The controversial bill on the promotion of bilingualism in Cameroon submitted to parliament by government has continued to attract criticisms from the public with Barrister Akere Muna voiocing out his own opinion recently.

To the lawyers and civil society activists, enacting this bill by parliament is just an attempt to further fuel the crisis that has been going on in the North West and South West region of Cameroon for the past three years.

On his tweeter page, Akere Muna wrote: “I cannot understand how any peace loving citizen given the present context can propose a bill that makes bilingualism an option, in blatant violation of the constitution! Talk about fueling the fire! So, here we go again. Lawyers protest in Bamenda… .”

Some few days back, anglophone lawyers took to the street and halting of legal activities in a way to show how disgruntled they are about the bill. To them the bill if enacted will suppress the English language in the English speaking regions and courts in English Cameroon.

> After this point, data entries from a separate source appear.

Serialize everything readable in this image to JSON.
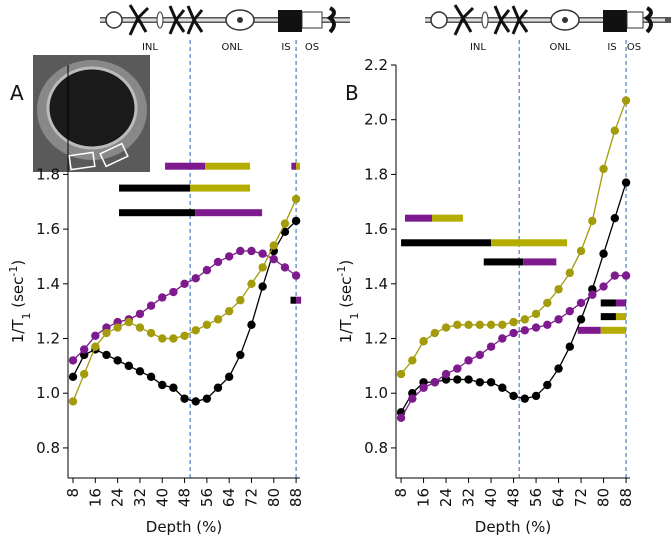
{
  "chart_data": [
    {
      "type": "line",
      "label": "A",
      "xlabel": "Depth (%)",
      "ylabel": [
        "1/T",
        "1",
        " (sec",
        "-1",
        ")"
      ],
      "layers": [
        "INL",
        "ONL",
        "IS",
        "OS"
      ],
      "layer_lines": [
        50,
        88
      ],
      "xlim": [
        6.2,
        89.4
      ],
      "ylim": [
        0.69,
        2.2
      ],
      "xticks": [
        8,
        16,
        24,
        32,
        40,
        48,
        56,
        64,
        72,
        80,
        88
      ],
      "yticks": [
        0.8,
        {
          "value": 1,
          "label": "1.0"
        },
        1.2,
        1.4,
        1.6,
        1.8
      ],
      "x": [
        8,
        12,
        16,
        20,
        24,
        28,
        32,
        36,
        40,
        44,
        48,
        52,
        56,
        60,
        64,
        68,
        72,
        76,
        80,
        84,
        88
      ],
      "series": [
        {
          "color": "#000000",
          "values": [
            1.06,
            1.14,
            1.16,
            1.14,
            1.12,
            1.1,
            1.08,
            1.06,
            1.03,
            1.02,
            0.98,
            0.97,
            0.98,
            1.02,
            1.06,
            1.14,
            1.25,
            1.39,
            1.52,
            1.59,
            1.63
          ]
        },
        {
          "color": "#7d1b8e",
          "values": [
            1.12,
            1.16,
            1.21,
            1.24,
            1.26,
            1.27,
            1.29,
            1.32,
            1.35,
            1.37,
            1.4,
            1.42,
            1.45,
            1.48,
            1.5,
            1.52,
            1.52,
            1.51,
            1.49,
            1.46,
            1.43
          ]
        },
        {
          "color": "#a39b0a",
          "values": [
            0.97,
            1.07,
            1.17,
            1.22,
            1.24,
            1.26,
            1.24,
            1.22,
            1.2,
            1.2,
            1.21,
            1.23,
            1.25,
            1.27,
            1.3,
            1.34,
            1.4,
            1.46,
            1.54,
            1.62,
            1.71
          ]
        }
      ],
      "bars": [
        {
          "y": 1.83,
          "from": 41,
          "to": 55.4,
          "color": "#7d1b8e"
        },
        {
          "y": 1.83,
          "from": 55.4,
          "to": 71.5,
          "color": "#b5ac00"
        },
        {
          "y": 1.83,
          "from": 86.3,
          "to": 88,
          "color": "#7d1b8e"
        },
        {
          "y": 1.83,
          "from": 88,
          "to": 89.4,
          "color": "#b5ac00"
        },
        {
          "y": 1.75,
          "from": 24.5,
          "to": 50,
          "color": "#000000"
        },
        {
          "y": 1.75,
          "from": 50,
          "to": 71.5,
          "color": "#b5ac00"
        },
        {
          "y": 1.66,
          "from": 24.5,
          "to": 51.8,
          "color": "#000000"
        },
        {
          "y": 1.66,
          "from": 51.8,
          "to": 75.8,
          "color": "#7d1b8e"
        },
        {
          "y": 1.34,
          "from": 86,
          "to": 88,
          "color": "#000000"
        },
        {
          "y": 1.34,
          "from": 88,
          "to": 89.8,
          "color": "#7d1b8e"
        }
      ]
    },
    {
      "type": "line",
      "label": "B",
      "xlabel": "Depth (%)",
      "ylabel": [
        "1/T",
        "1",
        " (sec",
        "-1",
        ")"
      ],
      "layers": [
        "INL",
        "ONL",
        "IS",
        "OS"
      ],
      "layer_lines": [
        50,
        88
      ],
      "xlim": [
        6.2,
        89.4
      ],
      "ylim": [
        0.69,
        2.2
      ],
      "xticks": [
        8,
        16,
        24,
        32,
        40,
        48,
        56,
        64,
        72,
        80,
        88
      ],
      "yticks": [
        0.8,
        {
          "value": 1,
          "label": "1.0"
        },
        1.2,
        1.4,
        1.6,
        1.8,
        {
          "value": 2,
          "label": "2.0"
        },
        2.2
      ],
      "x": [
        8,
        12,
        16,
        20,
        24,
        28,
        32,
        36,
        40,
        44,
        48,
        52,
        56,
        60,
        64,
        68,
        72,
        76,
        80,
        84,
        88
      ],
      "series": [
        {
          "color": "#000000",
          "values": [
            0.93,
            1.0,
            1.04,
            1.04,
            1.05,
            1.05,
            1.05,
            1.04,
            1.04,
            1.02,
            0.99,
            0.98,
            0.99,
            1.03,
            1.09,
            1.17,
            1.27,
            1.38,
            1.51,
            1.64,
            1.77
          ]
        },
        {
          "color": "#7d1b8e",
          "values": [
            0.91,
            0.98,
            1.02,
            1.04,
            1.07,
            1.09,
            1.12,
            1.14,
            1.17,
            1.2,
            1.22,
            1.23,
            1.24,
            1.25,
            1.27,
            1.3,
            1.33,
            1.36,
            1.39,
            1.43,
            1.43
          ]
        },
        {
          "color": "#a39b0a",
          "values": [
            1.07,
            1.12,
            1.19,
            1.22,
            1.24,
            1.25,
            1.25,
            1.25,
            1.25,
            1.25,
            1.26,
            1.27,
            1.29,
            1.33,
            1.38,
            1.44,
            1.52,
            1.63,
            1.82,
            1.96,
            2.07
          ]
        }
      ],
      "bars": [
        {
          "y": 1.64,
          "from": 9.4,
          "to": 19,
          "color": "#7d1b8e"
        },
        {
          "y": 1.64,
          "from": 19,
          "to": 30,
          "color": "#b5ac00"
        },
        {
          "y": 1.55,
          "from": 8,
          "to": 40,
          "color": "#000000"
        },
        {
          "y": 1.55,
          "from": 40,
          "to": 67,
          "color": "#b5ac00"
        },
        {
          "y": 1.48,
          "from": 37.4,
          "to": 51.4,
          "color": "#000000"
        },
        {
          "y": 1.48,
          "from": 51.4,
          "to": 63.2,
          "color": "#7d1b8e"
        },
        {
          "y": 1.33,
          "from": 79,
          "to": 84.4,
          "color": "#000000"
        },
        {
          "y": 1.33,
          "from": 84.4,
          "to": 88,
          "color": "#7d1b8e"
        },
        {
          "y": 1.28,
          "from": 79,
          "to": 84.4,
          "color": "#000000"
        },
        {
          "y": 1.28,
          "from": 84.4,
          "to": 88,
          "color": "#b5ac00"
        },
        {
          "y": 1.23,
          "from": 70.8,
          "to": 79,
          "color": "#7d1b8e"
        },
        {
          "y": 1.23,
          "from": 79,
          "to": 88,
          "color": "#b5ac00"
        }
      ]
    }
  ]
}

As the pressure continued, the bill was withdrawn from parliament, but it still remains unclear if the bill will have to be readjusted before taken back to parliament or it will not appear again before parliament..

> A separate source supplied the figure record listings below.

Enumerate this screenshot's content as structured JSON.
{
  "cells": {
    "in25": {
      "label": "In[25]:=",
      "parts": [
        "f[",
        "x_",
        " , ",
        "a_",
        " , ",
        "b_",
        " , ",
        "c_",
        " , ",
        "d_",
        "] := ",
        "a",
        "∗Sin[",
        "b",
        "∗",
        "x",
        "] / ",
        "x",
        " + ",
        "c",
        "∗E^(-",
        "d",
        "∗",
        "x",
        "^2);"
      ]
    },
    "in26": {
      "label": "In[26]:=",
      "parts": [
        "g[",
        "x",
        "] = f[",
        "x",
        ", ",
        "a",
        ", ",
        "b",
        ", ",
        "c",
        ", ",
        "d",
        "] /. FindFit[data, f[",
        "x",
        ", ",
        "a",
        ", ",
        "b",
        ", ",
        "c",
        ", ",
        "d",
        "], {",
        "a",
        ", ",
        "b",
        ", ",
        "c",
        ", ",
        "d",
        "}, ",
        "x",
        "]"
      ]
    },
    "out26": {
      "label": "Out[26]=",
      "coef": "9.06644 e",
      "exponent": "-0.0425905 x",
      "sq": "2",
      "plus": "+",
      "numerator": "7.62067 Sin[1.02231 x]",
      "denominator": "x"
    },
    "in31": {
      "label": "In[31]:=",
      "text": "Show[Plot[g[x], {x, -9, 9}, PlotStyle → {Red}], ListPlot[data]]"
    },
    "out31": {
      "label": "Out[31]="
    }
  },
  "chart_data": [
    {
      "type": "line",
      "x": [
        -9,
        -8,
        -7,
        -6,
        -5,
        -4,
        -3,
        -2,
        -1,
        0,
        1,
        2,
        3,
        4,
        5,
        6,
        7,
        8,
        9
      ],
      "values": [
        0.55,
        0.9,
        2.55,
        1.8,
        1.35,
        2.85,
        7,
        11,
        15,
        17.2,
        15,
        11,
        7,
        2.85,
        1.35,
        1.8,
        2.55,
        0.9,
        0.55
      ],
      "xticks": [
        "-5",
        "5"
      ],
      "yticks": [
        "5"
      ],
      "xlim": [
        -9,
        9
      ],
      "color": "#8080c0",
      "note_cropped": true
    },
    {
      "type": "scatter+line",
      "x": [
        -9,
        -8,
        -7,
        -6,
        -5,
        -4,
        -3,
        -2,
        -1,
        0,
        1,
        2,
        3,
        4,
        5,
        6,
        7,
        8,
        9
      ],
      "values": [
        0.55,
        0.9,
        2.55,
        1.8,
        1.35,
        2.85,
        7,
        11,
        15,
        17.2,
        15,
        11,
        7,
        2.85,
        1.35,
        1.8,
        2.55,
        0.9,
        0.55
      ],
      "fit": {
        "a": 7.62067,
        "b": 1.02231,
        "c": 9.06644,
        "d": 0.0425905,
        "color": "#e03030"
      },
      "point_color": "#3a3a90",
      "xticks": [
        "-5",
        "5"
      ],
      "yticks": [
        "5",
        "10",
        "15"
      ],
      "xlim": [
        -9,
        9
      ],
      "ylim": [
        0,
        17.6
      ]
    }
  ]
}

Anglophone Lawyers reactions towards the bilingualism bill

Lawyers in the North West Region are on strike as court activities are paralyzed in the region with the lawyers protesting against a bill tabled in parliament on the use of the English and French languages in court rooms across the regions.

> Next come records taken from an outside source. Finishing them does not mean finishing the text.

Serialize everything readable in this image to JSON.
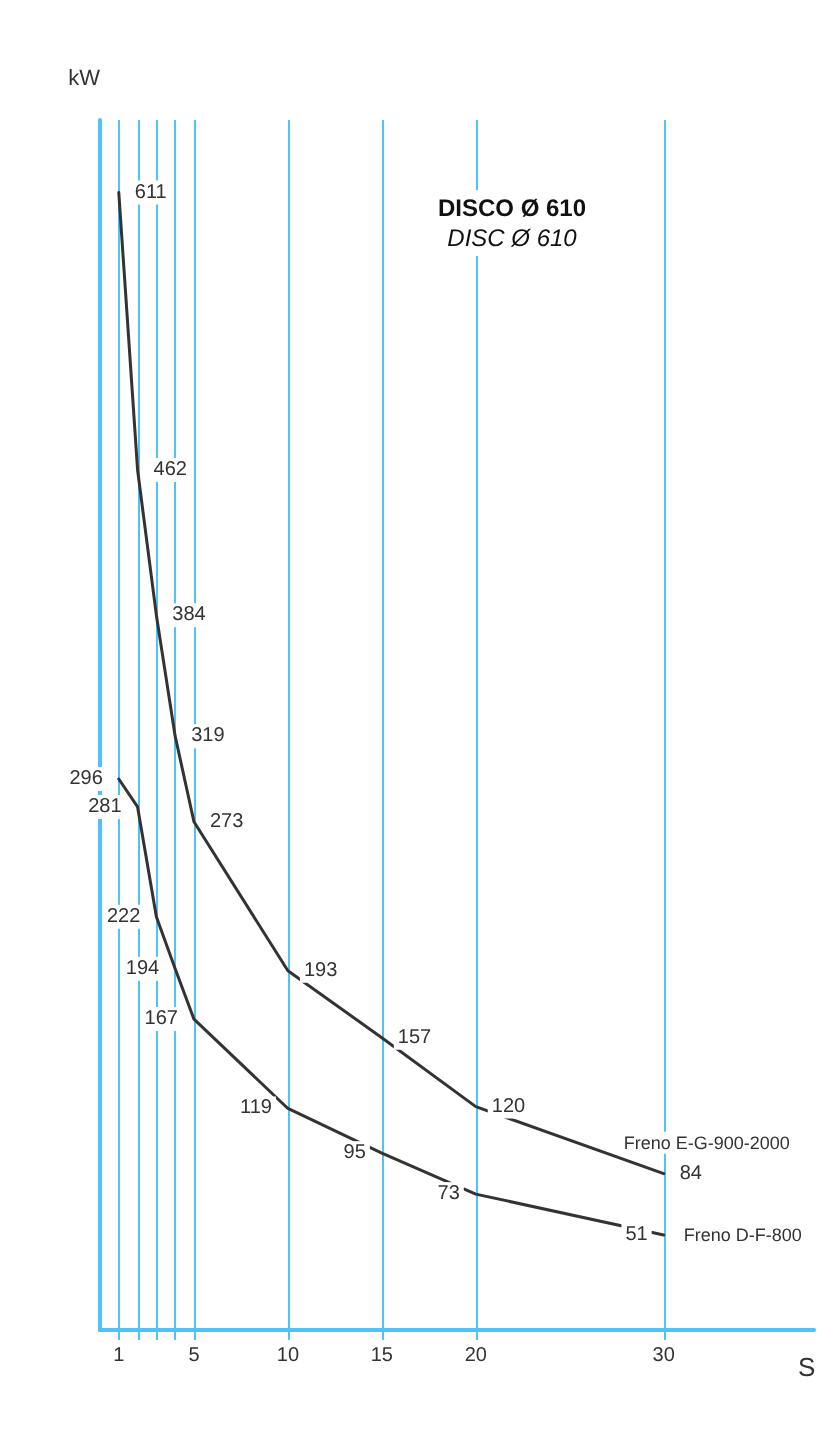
{
  "chart_data": {
    "type": "line",
    "title": "DISCO Ø 610",
    "subtitle": "DISC Ø 610",
    "xlabel": "S",
    "ylabel": "kW",
    "x": [
      1,
      2,
      3,
      4,
      5,
      10,
      15,
      20,
      30
    ],
    "series": [
      {
        "name": "Freno E-G-900-2000",
        "color": "#333333",
        "values": [
          611,
          462,
          384,
          319,
          273,
          193,
          157,
          120,
          84
        ]
      },
      {
        "name": "Freno D-F-800",
        "color": "#333333",
        "values": [
          296,
          281,
          222,
          194,
          167,
          119,
          95,
          73,
          51
        ]
      }
    ],
    "xlim": [
      0,
      38
    ],
    "xticks": [
      1,
      {
        "value": 2,
        "label": null
      },
      {
        "value": 3,
        "label": null
      },
      {
        "value": 4,
        "label": null
      },
      5,
      10,
      15,
      20,
      30
    ],
    "ylim": [
      0,
      650
    ],
    "tick_labels": "x",
    "grid": "x",
    "data_labels": true,
    "marker": "none",
    "line_style": "solid"
  }
}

They used this strike action to send their disapproval on the draft bill on languages which they say section 26 states that judgement can be delivered in a Cameroonian court in any of the 2 languages which will mean that in the common-law jurisdiction judgments can be delivered in French and in the civil law jurisdiction it can be delivered in English which they say brings back memories of 2016 when they took to the streets to clean the common law system of the French language and officials.

The say they are disappointed by this draft bill owing to the fact that they were expecting something more given the fact that the 2 English speaking regions are expected to have a special statue in place as one of the fallouts of the just ended major national dialogue. Adding that they can’t standby without denouncing such an injustice.

They said they have it from some sources that the draft bill has been suspended at the level of the parliament but they say they will be vigilant.
Anglophone Lawyers in Cameroon in 2016 took to the streets of some major capitals of The North West and South West Regions protesting that the OHADA Text be translated to English and all non-English speaking magistrates in common-law courts be transferred to civil law court given the language barrier which makes court proceedings difficult. A move which was joined by the teachers sparking the start of the anglophone crisis.